7This is endorsed in an anthology: “To read in sequence the published travel writings of those who undertook to explore the curiosities of their own country during the eighteenth century is to register (…) the steady spread of the landscaping taste throughout the British Isles: first, there was Celia Fiennes, who travelled between 1686 and 1705; then Defoe in the 1720s (…)” (Hunt & Willis, 1988, p. 25).

8“Daniel Defoe, (…) educated at a dissenting academy in Stoke Newington, defended the right of women to education in his Essay upon Projects in 1698: ‘I have often thought of it as one of the most barbarous customs in the world, considering us a civilized and a Christian Country, that we deny advantages of learning to women. We reproach the sex every day with folly and impertinence; while I am confident, had they the advantages of education equal to us, they would be guilty of less than ourselves’. He took up the argument of equality of souls. God had surely not made women only to be ‘stewards of our houses, cooks and slaves’. (…) I would have men take women for companions, and educate them to be fit for it’. These ideas of course only applied to the women of his own class” (Rowbotham, 1992, p. 14).

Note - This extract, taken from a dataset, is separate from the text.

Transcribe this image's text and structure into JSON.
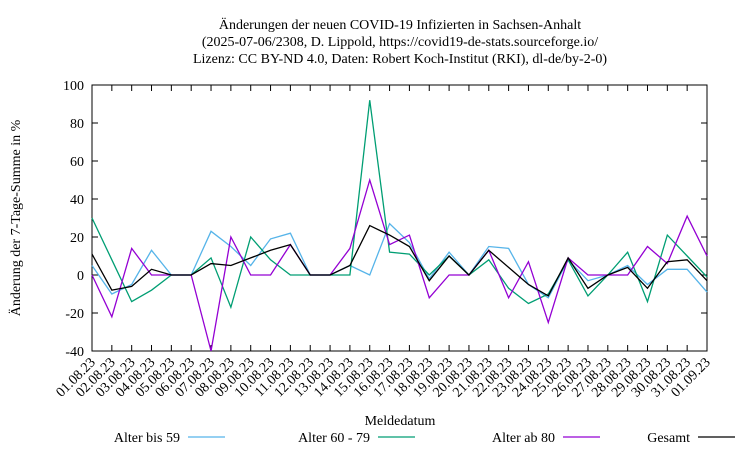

9“The cascades of words pouring forth breatlessly with little regard for punctuation constitute at once the charm and the difficulty of her style, and contribute in no small measure to the impression (…) of a naive, childlike enthusiasm and enjoyment” (Moir, 2014, pp. 35-36).

10“(…) is a headlong, tumbling, breathless style. But, for that very reason, it is a living style and, once the reader has caught the rhythm, her personal voice comes through loud and clear” (Chamberlin, 1986, p. 49).

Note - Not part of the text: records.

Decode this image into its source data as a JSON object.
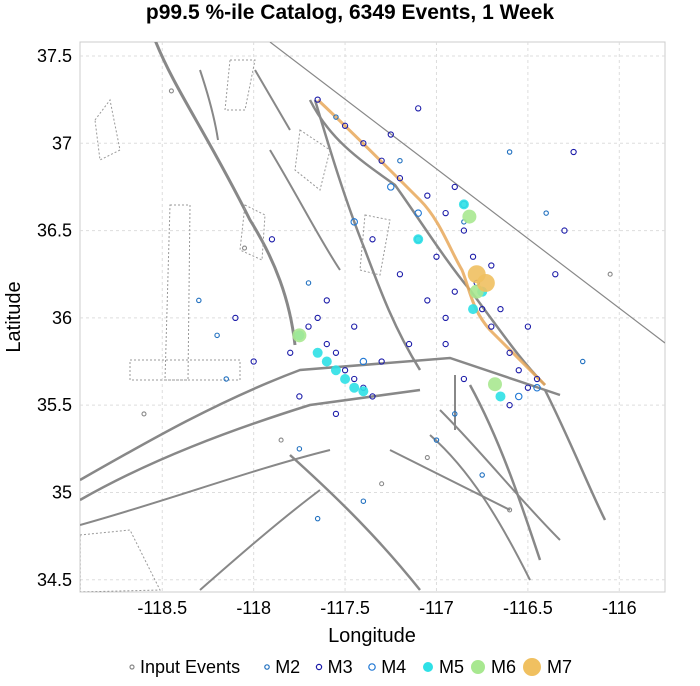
{
  "chart_data": {
    "type": "scatter",
    "title": "p99.5 %-ile Catalog, 6349 Events, 1 Week",
    "xlabel": "Longitude",
    "ylabel": "Latitude",
    "xlim": [
      -118.95,
      -115.75
    ],
    "ylim": [
      34.43,
      37.58
    ],
    "xticks": [
      -118.5,
      -118,
      -117.5,
      -117,
      -116.5,
      -116
    ],
    "xtick_labels": [
      "-118.5",
      "-118",
      "-117.5",
      "-117",
      "-116.5",
      "-116"
    ],
    "yticks": [
      34.5,
      35,
      35.5,
      36,
      36.5,
      37,
      37.5
    ],
    "ytick_labels": [
      "34.5",
      "35",
      "35.5",
      "36",
      "36.5",
      "37",
      "37.5"
    ],
    "grid": true,
    "legend_position": "bottom",
    "series": [
      {
        "name": "Input Events",
        "color": "#888888",
        "fill": false,
        "points": [
          [
            -118.45,
            37.3
          ],
          [
            -118.05,
            36.4
          ],
          [
            -117.85,
            35.3
          ],
          [
            -117.05,
            35.2
          ],
          [
            -116.6,
            34.9
          ],
          [
            -117.3,
            35.05
          ],
          [
            -118.6,
            35.45
          ],
          [
            -116.05,
            36.25
          ]
        ]
      },
      {
        "name": "M2",
        "color": "#1f6fbf",
        "fill": false,
        "points": [
          [
            -117.55,
            37.15
          ],
          [
            -117.2,
            36.9
          ],
          [
            -116.85,
            36.55
          ],
          [
            -116.6,
            36.95
          ],
          [
            -117.7,
            36.2
          ],
          [
            -118.2,
            35.9
          ],
          [
            -117.0,
            35.3
          ],
          [
            -116.2,
            35.75
          ],
          [
            -118.15,
            35.65
          ],
          [
            -117.4,
            34.95
          ],
          [
            -116.9,
            35.45
          ],
          [
            -117.75,
            35.25
          ],
          [
            -116.4,
            36.6
          ],
          [
            -118.3,
            36.1
          ],
          [
            -117.65,
            34.85
          ],
          [
            -116.75,
            35.1
          ]
        ]
      },
      {
        "name": "M3",
        "color": "#1a1aa8",
        "fill": false,
        "points": [
          [
            -117.65,
            37.25
          ],
          [
            -117.5,
            37.1
          ],
          [
            -117.4,
            37.0
          ],
          [
            -117.3,
            36.9
          ],
          [
            -117.2,
            36.8
          ],
          [
            -117.05,
            36.7
          ],
          [
            -116.95,
            36.6
          ],
          [
            -116.85,
            36.5
          ],
          [
            -116.8,
            36.35
          ],
          [
            -116.78,
            36.2
          ],
          [
            -116.75,
            36.05
          ],
          [
            -116.7,
            35.95
          ],
          [
            -116.6,
            35.8
          ],
          [
            -116.55,
            35.7
          ],
          [
            -116.5,
            35.6
          ],
          [
            -117.7,
            35.95
          ],
          [
            -117.6,
            35.85
          ],
          [
            -117.55,
            35.8
          ],
          [
            -117.5,
            35.7
          ],
          [
            -117.45,
            35.65
          ],
          [
            -117.4,
            35.6
          ],
          [
            -117.35,
            35.55
          ],
          [
            -117.65,
            36.0
          ],
          [
            -117.3,
            35.75
          ],
          [
            -117.8,
            35.8
          ],
          [
            -117.25,
            37.05
          ],
          [
            -116.9,
            36.75
          ],
          [
            -116.9,
            36.15
          ],
          [
            -116.7,
            36.3
          ],
          [
            -117.45,
            35.95
          ],
          [
            -117.0,
            36.35
          ],
          [
            -116.3,
            36.5
          ],
          [
            -116.25,
            36.95
          ],
          [
            -117.1,
            37.2
          ],
          [
            -116.65,
            36.05
          ],
          [
            -116.6,
            35.5
          ],
          [
            -117.55,
            35.45
          ],
          [
            -118.0,
            35.75
          ],
          [
            -118.1,
            36.0
          ],
          [
            -116.45,
            35.65
          ],
          [
            -117.15,
            35.85
          ],
          [
            -116.85,
            35.65
          ],
          [
            -117.6,
            36.1
          ],
          [
            -117.2,
            36.25
          ],
          [
            -116.95,
            36.0
          ],
          [
            -117.35,
            36.45
          ],
          [
            -117.75,
            35.55
          ],
          [
            -116.95,
            35.85
          ],
          [
            -116.35,
            36.25
          ],
          [
            -117.9,
            36.45
          ],
          [
            -116.5,
            35.95
          ],
          [
            -117.05,
            36.1
          ]
        ]
      },
      {
        "name": "M4",
        "color": "#1f77d4",
        "fill": false,
        "points": [
          [
            -117.45,
            36.55
          ],
          [
            -117.1,
            36.45
          ],
          [
            -116.45,
            35.6
          ],
          [
            -117.25,
            36.75
          ],
          [
            -116.85,
            36.65
          ],
          [
            -117.4,
            35.75
          ],
          [
            -116.55,
            35.55
          ],
          [
            -117.1,
            36.6
          ]
        ]
      },
      {
        "name": "M5",
        "color": "#2ee0e6",
        "fill": true,
        "points": [
          [
            -116.85,
            36.65
          ],
          [
            -117.1,
            36.45
          ],
          [
            -116.75,
            36.15
          ],
          [
            -116.65,
            35.55
          ],
          [
            -117.75,
            35.9
          ],
          [
            -117.65,
            35.8
          ],
          [
            -117.6,
            35.75
          ],
          [
            -117.55,
            35.7
          ],
          [
            -117.5,
            35.65
          ],
          [
            -117.45,
            35.6
          ],
          [
            -117.4,
            35.58
          ],
          [
            -116.8,
            36.05
          ]
        ]
      },
      {
        "name": "M6",
        "color": "#a8e890",
        "fill": true,
        "points": [
          [
            -116.82,
            36.58
          ],
          [
            -117.75,
            35.9
          ],
          [
            -116.78,
            36.15
          ],
          [
            -116.68,
            35.62
          ]
        ]
      },
      {
        "name": "M7",
        "color": "#f0c060",
        "fill": true,
        "points": [
          [
            -116.73,
            36.2
          ],
          [
            -116.78,
            36.25
          ]
        ]
      }
    ]
  }
}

11“This straggling style, with its elliptical syntax and chatty miscellany of information, is precisely fitted to Celia Fiennes’s mode of tourism” (Defoe, 1986, p. 28).

12“As this was never designed: soe not likely to fall into the hands of any but my near relations, there needs not much to be said to Excuse or recommend it. (…) as most I converse with knows both the ffreedom and Easyness I speak and write as well as my deffect in all, so they will not expect exactness or politeness in this book, tho’ such Embellishments might. have adorned the descriptions and suited the nicer taste.” (Fiennes, 2016, p. 5) The entry in The Oxford Companion to English Literature states that “Her style is breathless and her spelling erratic, but she communicates a lively enthusiasm” (Harvey, 1983, p. 299).

13“(…) as female literacy increased dramatically in the late seventeenth and eighteenth centuries, so a growing number of women travellers became also travel writers. Often, however, their accounts of travel occur in forms of writing intended for private rather than public consumption, such as letters and diaries” (Thompson, 2011, pp. 170-171).